THEATRE: The Gukurahundi Genocide (TGG)
Review by CASEY LUDICK
The sangoma cries as she remembers the fallen, the victims of the wars happening in South Africa and Zimbabwe in 1982. She illuminates the dead by candlelight as her daughter, bathed in blue light, calls out to the fallen.
“The storm is coming,” warn the survivors of liberation struggles, but as they go to sit down, the soldiers around them begin laughing, and one survivor’s mind crumbles.
The Gukurahundi Genocide (TGG) is a hard-hitting theatrical performance dealing with the realities of war. It looks at major events and key figures that have contributed to the abuse and neglect of the Southern African people.
TGG follows the horrors of conflict and genocide without sacrificing character depth. Each role is complex and has its own story to tell. The victims aren’t simply victims; they’re daughters, fathers, sisters, mothers, activists and humans. The soldiers are sadistic, but they’re also fathers and disappointed civilians. They’re scared men who’ve been forced into war.
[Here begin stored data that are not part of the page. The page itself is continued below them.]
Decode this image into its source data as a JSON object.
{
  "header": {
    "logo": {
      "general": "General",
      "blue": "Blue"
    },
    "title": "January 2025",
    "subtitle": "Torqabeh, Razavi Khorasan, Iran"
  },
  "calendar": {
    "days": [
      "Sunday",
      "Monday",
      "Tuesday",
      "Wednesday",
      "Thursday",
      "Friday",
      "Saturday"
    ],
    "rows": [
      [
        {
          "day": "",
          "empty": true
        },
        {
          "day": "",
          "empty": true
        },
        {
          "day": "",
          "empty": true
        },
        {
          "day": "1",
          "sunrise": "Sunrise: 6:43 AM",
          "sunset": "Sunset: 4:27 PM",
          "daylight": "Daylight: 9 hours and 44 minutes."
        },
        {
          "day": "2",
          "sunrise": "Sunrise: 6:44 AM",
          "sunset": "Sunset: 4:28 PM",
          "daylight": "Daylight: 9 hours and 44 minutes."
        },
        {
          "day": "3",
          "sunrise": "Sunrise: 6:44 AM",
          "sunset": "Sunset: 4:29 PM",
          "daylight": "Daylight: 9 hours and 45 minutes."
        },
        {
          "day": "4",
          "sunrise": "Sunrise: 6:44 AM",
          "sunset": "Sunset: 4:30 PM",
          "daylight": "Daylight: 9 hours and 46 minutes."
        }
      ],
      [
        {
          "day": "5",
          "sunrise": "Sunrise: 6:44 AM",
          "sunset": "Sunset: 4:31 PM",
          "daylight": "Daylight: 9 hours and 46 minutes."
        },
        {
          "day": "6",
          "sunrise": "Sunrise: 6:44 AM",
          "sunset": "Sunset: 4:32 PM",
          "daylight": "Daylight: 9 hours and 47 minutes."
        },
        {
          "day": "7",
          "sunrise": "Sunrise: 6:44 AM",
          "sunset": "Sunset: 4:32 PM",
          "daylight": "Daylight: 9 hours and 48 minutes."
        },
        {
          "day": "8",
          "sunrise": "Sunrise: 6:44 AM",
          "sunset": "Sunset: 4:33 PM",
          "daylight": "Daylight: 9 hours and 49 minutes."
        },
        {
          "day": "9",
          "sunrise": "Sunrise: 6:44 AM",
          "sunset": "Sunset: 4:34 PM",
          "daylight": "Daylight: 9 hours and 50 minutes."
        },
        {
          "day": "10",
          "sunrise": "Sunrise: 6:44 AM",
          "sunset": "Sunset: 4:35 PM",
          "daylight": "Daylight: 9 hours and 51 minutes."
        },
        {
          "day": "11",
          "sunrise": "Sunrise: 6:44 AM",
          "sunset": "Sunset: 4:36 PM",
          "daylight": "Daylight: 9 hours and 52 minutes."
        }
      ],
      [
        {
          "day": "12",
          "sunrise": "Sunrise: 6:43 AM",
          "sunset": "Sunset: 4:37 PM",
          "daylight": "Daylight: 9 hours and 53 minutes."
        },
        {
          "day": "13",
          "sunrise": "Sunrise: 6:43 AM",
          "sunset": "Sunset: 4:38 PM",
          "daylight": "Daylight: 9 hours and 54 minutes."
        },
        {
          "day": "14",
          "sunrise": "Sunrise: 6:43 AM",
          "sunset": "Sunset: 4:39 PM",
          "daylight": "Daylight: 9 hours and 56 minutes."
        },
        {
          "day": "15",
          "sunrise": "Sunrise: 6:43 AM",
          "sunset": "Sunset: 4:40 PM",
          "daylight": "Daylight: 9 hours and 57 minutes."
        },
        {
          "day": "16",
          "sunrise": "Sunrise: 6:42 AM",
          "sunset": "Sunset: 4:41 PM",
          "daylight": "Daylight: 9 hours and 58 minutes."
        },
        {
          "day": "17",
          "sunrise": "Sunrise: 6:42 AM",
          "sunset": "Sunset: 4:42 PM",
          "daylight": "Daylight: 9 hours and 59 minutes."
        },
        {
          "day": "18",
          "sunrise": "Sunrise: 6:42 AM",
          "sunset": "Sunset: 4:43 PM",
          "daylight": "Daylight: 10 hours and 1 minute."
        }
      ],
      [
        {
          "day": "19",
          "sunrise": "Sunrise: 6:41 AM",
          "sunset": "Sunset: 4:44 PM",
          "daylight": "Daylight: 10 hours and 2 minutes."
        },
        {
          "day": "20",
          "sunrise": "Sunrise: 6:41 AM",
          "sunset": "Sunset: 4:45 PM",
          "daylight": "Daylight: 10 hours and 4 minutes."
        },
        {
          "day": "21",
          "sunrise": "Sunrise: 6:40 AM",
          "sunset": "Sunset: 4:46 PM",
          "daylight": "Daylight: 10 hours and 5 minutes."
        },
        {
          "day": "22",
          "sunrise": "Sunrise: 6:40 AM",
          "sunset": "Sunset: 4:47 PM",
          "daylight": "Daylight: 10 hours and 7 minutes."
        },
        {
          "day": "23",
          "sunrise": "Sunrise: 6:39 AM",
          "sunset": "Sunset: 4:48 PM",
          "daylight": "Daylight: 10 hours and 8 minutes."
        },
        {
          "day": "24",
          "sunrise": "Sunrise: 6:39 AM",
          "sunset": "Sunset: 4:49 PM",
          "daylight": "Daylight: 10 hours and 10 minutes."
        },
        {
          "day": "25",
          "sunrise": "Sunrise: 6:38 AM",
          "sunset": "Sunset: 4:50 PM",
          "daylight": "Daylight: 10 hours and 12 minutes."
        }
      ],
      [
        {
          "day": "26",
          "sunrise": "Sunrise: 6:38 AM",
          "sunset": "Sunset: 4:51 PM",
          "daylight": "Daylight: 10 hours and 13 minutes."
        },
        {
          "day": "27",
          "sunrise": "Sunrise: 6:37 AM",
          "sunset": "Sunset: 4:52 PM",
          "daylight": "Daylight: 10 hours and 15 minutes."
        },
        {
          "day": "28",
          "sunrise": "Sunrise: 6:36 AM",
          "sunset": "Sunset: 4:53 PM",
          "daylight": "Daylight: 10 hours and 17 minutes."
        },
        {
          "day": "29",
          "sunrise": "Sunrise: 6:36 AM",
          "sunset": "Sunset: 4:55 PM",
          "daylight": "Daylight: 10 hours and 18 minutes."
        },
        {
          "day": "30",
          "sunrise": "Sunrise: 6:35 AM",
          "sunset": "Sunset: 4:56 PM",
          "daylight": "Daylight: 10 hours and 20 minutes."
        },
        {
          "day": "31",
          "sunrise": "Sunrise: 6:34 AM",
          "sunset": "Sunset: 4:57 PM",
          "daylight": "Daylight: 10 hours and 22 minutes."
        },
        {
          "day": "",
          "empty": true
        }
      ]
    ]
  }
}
Disturbing scenes of violence, murder and torture had me peeking out from behind my hands but unable to tear my eyes away. Themes of power, greed, and tribalism are addressed through the imagery of political alliance formation and denigration.
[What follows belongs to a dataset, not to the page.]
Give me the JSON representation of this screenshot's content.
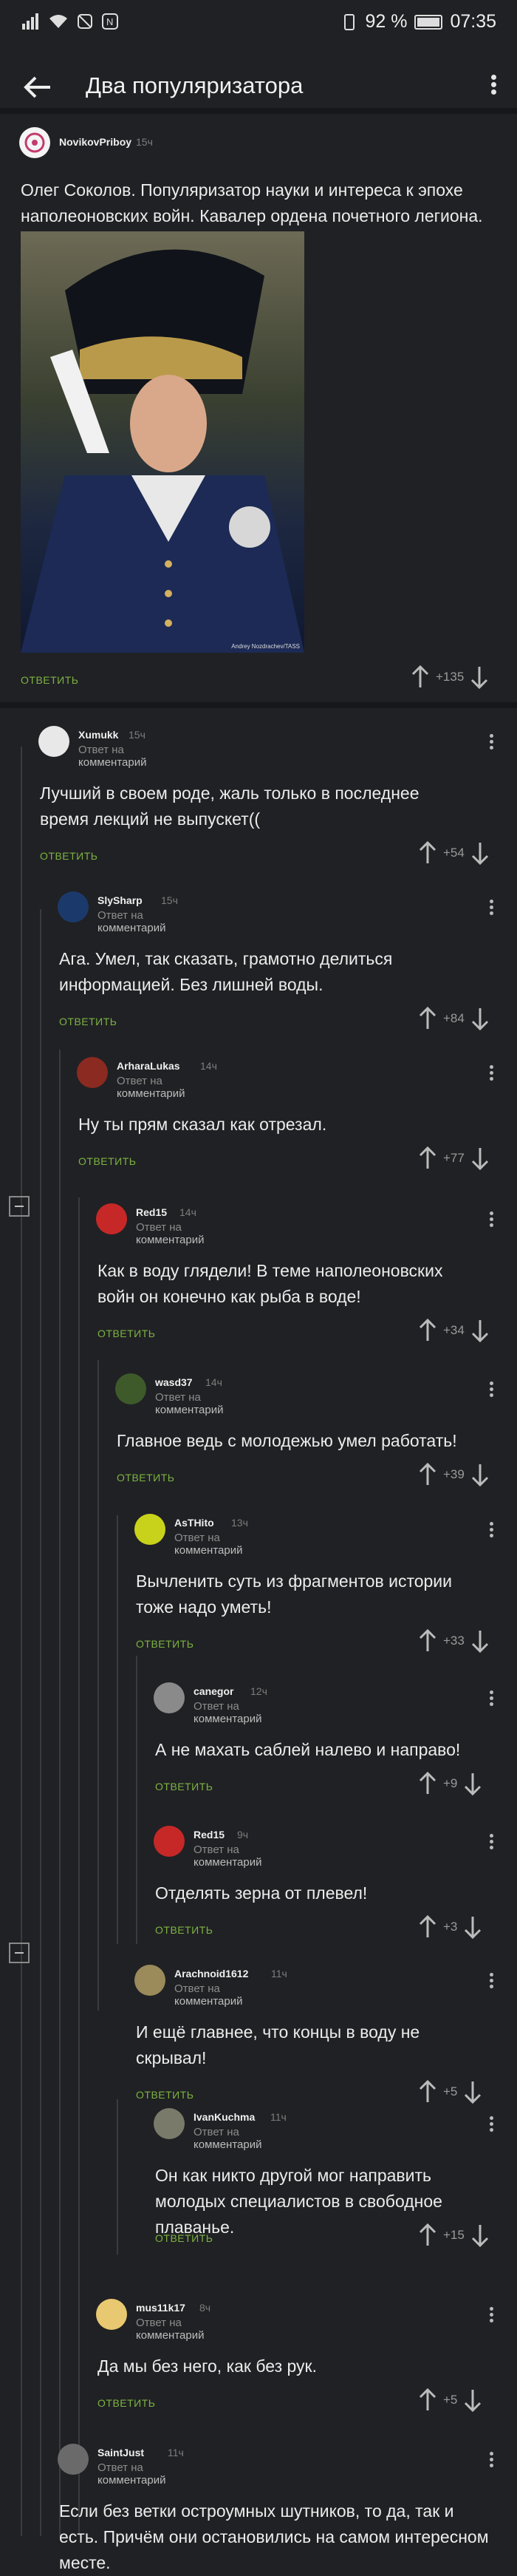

The performance has a central message: war has never had a heroic ending. It leaves behind a people filled with hatred. TGG reminds us of a version of South African history in which identities collide. The nine-member play flows alongside live music that sent shivers down my spine. Renditions of mourners’ songs and war cries fed the story and helped develop depth. The performance had the crowd erupting from their seats to applaud the actors as they braved scenes that left me in tears.